According to a news-story by The New York Times, three of the four major music companies - Vivendi’s Universal Music Group, Sony and Bertelsmann’s jointly owned Sony BMG Music Entertainment, and the Warner Music Group – each quietly negotiated to take small stakes in YouTube as part of video- and music-licensing deals they struck shortly before the sale. The music companies collectively stand to receive as much as $50 million from these arrangements.

“Because a significant portion of the videos posted to YouTube contain copyrighted songs or video material, the Web site had been considered a litigation land mine. Last month, Doug Morris, the chief executive of the Universal Music, called YouTube and MySpace “copyright infringers” and said the sites “owe us tens of millions of dollars,” says the article.

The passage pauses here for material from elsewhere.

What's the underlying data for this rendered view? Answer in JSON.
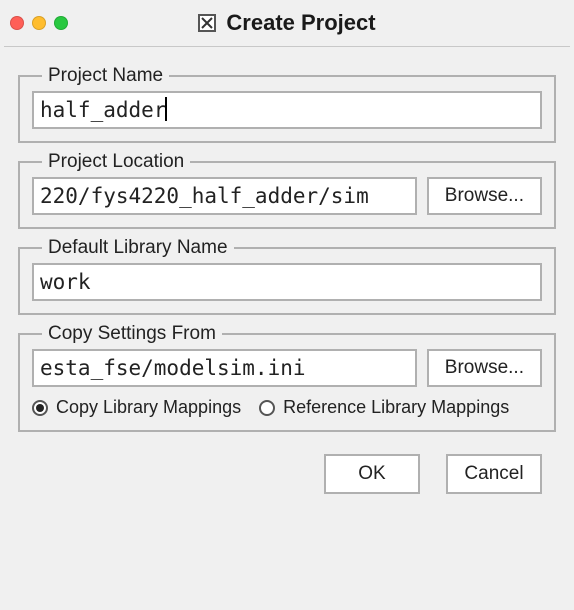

The companies’ deals with YouTube call for them to share revenue from ads that will run alongside their music videos. As part of the deal, YouTube will use new technology to identify copyrighted material that users have uploaded to the site without permission.

“It was Bronfman, now chief executive of Warner Music, who struck the first deal with YouTube. Universal and Sony BMG followed suit. Details of the stakes that the music companies received as part of those revenue-sharing and content-licensing deals could not be learned at the time. Of the four major record companies, only EMI did not strike a deal with YouTube,” explains

YouTube’s deals with Universal and Sony BMG came hours before it announced its deal with Google.